Oil still accounts for 90 percent of state revenues and little progress has been made in diversifying the economy, promoting the private sector and reducing state subsidies. Inward investment is sluggish. Underlying this malaise is a lack of trust in the system and resentment at corruption, and a lack of accountability from ministers and officials.
Protesters warn that fiddling with the electoral system will not help if the root causes are not addressed.
“The government blames the national assembly for being an obstacle to development, but the problem really is that they want to make it into a one-man show,” engineer Ghazi al-Shammar said.
For Ghabra, the conclusion is clear.
“By not listening to the people, the government is creating a bigger problem,” he said.
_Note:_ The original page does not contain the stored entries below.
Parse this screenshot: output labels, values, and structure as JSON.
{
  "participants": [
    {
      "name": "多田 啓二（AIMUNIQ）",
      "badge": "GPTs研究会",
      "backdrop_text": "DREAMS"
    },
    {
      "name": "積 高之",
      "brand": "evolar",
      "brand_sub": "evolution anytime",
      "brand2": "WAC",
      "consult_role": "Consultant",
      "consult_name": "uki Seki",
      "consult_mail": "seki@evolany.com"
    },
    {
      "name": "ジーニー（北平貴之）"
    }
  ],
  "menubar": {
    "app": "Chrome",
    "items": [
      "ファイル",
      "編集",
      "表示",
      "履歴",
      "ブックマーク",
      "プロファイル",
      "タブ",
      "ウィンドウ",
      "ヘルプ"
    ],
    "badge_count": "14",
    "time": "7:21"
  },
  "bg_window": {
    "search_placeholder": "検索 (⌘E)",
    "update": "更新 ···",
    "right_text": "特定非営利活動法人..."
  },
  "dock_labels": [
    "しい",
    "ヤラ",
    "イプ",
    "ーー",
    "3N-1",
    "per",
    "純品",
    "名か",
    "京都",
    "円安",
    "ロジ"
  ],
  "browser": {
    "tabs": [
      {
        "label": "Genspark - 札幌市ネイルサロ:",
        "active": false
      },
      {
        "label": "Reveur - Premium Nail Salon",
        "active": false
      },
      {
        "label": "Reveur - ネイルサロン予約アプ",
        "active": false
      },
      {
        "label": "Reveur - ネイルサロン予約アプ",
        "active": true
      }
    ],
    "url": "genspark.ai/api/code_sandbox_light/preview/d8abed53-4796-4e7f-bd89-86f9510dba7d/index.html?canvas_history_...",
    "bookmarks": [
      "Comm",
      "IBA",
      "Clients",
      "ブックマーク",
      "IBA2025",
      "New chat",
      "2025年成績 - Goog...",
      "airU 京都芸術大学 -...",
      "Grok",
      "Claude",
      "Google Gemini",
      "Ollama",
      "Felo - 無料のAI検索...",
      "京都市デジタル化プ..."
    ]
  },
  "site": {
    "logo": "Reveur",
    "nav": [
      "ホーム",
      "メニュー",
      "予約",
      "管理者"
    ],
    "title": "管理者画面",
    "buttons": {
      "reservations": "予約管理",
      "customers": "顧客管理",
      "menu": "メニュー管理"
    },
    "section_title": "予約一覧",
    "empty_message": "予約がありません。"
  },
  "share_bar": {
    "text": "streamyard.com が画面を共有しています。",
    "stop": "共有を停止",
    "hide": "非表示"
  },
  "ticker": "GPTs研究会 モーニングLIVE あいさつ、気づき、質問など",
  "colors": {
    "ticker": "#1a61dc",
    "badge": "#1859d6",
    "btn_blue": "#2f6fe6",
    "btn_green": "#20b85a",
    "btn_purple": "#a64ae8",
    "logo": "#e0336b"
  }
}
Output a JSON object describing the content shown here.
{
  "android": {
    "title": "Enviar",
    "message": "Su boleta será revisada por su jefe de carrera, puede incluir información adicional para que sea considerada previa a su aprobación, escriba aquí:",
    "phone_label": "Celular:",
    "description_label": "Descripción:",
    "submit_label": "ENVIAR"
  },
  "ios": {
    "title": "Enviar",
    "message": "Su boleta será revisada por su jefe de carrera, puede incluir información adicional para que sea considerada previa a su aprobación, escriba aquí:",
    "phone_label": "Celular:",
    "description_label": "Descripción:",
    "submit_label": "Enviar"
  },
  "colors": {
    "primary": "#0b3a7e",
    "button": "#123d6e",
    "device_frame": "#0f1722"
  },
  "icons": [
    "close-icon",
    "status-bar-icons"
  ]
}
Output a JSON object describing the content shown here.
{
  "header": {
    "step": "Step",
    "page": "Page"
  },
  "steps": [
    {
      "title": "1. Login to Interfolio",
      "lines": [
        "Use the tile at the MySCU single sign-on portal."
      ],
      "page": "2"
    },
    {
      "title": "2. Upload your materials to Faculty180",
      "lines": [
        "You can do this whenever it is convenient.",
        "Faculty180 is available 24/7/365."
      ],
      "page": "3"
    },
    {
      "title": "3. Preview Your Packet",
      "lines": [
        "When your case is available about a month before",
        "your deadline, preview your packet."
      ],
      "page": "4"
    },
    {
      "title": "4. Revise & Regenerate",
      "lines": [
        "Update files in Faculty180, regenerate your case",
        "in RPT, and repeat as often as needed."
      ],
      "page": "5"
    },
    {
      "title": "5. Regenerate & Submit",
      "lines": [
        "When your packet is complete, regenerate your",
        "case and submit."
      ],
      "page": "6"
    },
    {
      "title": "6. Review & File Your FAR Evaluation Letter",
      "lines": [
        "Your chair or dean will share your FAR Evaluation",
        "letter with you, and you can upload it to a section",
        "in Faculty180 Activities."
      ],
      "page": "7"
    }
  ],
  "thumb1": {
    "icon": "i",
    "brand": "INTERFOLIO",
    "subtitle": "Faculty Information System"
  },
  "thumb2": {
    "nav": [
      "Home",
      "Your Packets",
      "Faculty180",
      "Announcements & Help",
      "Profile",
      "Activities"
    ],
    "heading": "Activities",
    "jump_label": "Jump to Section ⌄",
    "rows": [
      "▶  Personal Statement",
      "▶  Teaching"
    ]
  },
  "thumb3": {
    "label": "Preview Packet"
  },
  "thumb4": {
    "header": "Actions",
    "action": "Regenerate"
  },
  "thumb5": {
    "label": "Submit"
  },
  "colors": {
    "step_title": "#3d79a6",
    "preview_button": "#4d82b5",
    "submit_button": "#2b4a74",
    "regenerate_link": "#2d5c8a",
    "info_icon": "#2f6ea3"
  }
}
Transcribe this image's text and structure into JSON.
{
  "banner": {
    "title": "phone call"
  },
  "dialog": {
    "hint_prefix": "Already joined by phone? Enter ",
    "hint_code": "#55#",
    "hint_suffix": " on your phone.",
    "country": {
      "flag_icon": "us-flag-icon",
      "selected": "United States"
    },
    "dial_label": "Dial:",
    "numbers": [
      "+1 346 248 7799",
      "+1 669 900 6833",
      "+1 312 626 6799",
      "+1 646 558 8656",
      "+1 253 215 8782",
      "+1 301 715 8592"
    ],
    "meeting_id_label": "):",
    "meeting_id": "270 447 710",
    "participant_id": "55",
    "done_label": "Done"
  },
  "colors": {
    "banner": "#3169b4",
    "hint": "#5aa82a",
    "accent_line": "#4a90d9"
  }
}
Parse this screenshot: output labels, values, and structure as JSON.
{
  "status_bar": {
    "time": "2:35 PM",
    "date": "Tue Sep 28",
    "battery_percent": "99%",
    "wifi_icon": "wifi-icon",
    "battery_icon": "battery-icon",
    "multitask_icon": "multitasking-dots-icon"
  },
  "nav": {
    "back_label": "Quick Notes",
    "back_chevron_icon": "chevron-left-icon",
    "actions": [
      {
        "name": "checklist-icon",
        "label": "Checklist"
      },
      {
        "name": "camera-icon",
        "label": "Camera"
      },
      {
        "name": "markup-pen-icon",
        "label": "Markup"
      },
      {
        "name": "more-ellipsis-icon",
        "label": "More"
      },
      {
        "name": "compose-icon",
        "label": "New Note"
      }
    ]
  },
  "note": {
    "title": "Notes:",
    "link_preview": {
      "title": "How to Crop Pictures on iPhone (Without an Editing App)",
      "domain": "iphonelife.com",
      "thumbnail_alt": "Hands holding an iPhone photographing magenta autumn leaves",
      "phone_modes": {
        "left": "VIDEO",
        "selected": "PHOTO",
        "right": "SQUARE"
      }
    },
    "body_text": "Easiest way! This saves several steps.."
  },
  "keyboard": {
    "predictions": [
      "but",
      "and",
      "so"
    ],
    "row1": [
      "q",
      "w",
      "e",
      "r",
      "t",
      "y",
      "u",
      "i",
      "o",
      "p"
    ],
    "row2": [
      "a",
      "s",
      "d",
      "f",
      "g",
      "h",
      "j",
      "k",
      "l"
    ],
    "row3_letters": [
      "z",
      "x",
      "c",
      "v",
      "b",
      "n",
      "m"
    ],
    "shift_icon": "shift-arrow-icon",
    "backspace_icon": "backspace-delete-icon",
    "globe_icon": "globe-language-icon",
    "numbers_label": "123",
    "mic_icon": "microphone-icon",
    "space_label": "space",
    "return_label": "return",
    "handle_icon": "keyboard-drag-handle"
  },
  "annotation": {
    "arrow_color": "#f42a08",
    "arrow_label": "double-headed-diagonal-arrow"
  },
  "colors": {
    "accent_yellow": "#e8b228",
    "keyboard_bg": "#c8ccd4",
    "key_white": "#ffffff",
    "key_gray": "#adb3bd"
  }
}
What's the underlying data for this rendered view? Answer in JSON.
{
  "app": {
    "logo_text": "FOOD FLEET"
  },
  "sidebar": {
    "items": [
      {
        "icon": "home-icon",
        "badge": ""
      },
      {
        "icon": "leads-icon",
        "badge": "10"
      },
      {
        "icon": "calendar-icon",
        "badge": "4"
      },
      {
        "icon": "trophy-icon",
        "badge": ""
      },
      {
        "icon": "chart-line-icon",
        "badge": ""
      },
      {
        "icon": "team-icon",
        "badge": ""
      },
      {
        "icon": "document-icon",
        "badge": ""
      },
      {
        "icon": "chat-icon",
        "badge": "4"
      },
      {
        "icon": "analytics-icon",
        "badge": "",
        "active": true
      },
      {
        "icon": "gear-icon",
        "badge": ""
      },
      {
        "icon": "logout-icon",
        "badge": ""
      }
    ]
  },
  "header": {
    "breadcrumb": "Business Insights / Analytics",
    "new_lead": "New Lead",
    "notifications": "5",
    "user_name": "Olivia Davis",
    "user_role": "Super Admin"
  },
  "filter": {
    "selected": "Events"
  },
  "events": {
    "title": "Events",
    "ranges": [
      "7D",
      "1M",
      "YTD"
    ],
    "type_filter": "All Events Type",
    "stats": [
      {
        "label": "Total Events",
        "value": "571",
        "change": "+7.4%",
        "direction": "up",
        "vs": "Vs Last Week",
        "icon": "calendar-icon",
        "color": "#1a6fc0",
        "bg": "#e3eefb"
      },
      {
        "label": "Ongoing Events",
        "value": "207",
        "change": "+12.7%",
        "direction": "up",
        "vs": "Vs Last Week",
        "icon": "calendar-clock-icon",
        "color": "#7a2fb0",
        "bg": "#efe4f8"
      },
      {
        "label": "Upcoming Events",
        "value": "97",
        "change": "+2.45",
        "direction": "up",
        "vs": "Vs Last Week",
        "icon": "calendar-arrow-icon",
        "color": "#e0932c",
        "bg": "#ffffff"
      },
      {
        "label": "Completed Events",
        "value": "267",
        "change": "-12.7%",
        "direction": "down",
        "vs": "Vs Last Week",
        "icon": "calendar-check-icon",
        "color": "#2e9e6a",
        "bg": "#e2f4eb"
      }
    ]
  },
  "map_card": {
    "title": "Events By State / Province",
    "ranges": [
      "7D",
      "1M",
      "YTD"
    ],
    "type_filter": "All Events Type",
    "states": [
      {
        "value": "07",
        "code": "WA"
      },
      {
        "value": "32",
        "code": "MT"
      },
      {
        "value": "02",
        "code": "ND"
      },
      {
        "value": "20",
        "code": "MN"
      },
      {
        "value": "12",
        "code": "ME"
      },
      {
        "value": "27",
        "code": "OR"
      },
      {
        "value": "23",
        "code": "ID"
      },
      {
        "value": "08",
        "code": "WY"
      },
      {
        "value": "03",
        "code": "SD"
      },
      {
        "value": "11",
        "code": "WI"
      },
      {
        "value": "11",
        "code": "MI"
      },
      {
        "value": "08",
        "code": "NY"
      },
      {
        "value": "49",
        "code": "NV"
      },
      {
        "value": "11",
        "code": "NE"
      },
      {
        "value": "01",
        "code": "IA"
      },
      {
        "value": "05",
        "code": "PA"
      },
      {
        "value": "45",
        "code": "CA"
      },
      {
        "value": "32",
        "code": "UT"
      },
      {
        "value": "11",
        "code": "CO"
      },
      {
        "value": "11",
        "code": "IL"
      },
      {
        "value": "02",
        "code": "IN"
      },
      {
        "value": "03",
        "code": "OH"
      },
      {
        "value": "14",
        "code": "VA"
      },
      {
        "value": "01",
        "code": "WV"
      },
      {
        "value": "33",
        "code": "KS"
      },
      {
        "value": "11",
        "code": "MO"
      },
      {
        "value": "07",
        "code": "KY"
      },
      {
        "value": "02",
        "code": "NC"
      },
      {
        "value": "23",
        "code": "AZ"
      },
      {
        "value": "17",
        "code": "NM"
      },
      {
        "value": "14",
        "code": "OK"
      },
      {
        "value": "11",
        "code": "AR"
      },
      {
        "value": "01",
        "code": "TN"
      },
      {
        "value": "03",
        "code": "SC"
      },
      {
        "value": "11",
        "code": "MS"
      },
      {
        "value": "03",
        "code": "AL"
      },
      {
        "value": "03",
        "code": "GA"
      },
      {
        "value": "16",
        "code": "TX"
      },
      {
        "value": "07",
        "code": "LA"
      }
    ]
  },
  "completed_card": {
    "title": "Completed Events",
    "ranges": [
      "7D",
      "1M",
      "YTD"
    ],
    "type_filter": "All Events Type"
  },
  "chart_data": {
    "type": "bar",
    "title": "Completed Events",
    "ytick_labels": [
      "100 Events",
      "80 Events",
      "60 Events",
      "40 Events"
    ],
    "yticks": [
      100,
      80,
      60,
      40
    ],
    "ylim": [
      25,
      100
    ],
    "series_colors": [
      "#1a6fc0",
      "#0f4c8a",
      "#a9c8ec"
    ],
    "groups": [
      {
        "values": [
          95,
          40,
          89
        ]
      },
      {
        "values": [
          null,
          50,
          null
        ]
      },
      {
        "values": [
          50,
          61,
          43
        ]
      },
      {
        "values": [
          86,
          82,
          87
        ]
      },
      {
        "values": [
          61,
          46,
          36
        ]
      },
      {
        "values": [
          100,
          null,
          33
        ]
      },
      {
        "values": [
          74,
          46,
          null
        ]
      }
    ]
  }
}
Profound social changes lie behind the unrest. Tribes that came from Saudi Arabia in the 1970s have multiplied, and tensions have grown between them and Kuwait’s urban community, descendants of the pearl merchants and traders of old.
“We are against corrupt institutions run by some of the sheikhs and businessmen in their own interests,” Mohammed Ruwayhil of the opposition people’s bloc said.
Like elsewhere in the region, over half of the population are under 25 and many were educated abroad at the government’s expense.
Deference has faded.
“We were always told by our fathers that at a diwaniya there was a strict seating pattern,” a thoughtful Sabah minister said. “The further you were away from the center, the less you were expected to speak. However, with Twitter and WhatsApp, and all the social media, everyone can speak their mind.”
Repression is mild by regional standards. State security agents hanging around Irada Square are easily spotted.
“People do get slapped around and sometimes put into solitary confinement, but there is no torture,” one activist said.
Still, official patience is wearing thin. Arrests for the Kuwaiti equivalent of lese-majeste have increased. Musallam al-Barrak, the firebrand opposition leader, was imprisoned for 10 days after issuing an unprecedented public warning to the emir over his election decree — and (falsely) accusing Jordan’s King Abdullah, (who is also struggling with demands for political change), of sending in mercenaries to crush protests.
This month there was a reminder of happier times with a dazzling firework extravaganza commemorating 50 years of the Kuwaiti constitution — winning an immediate place in the Guinness Book of Records as the most expensive pyrotechnic display ever mounted.
However, the mood is turning ugly.
The opposition is “obsolete” and their protests vulgar, said Safaa al-Hashim, a candidate in the third electoral district.
In the media, charges of treachery are flying over the boycott, and there is a whiff of sectarianism in the air as Shias are accused of standing with the government and the tribes of being backward.
“My views have shifted from left to right,” a female business executive said. “I am against the way the opposition is behaving. I understand why they are against one man, one vote, but this country is still being run by a tribal mentality. The law is only enforced selectively.”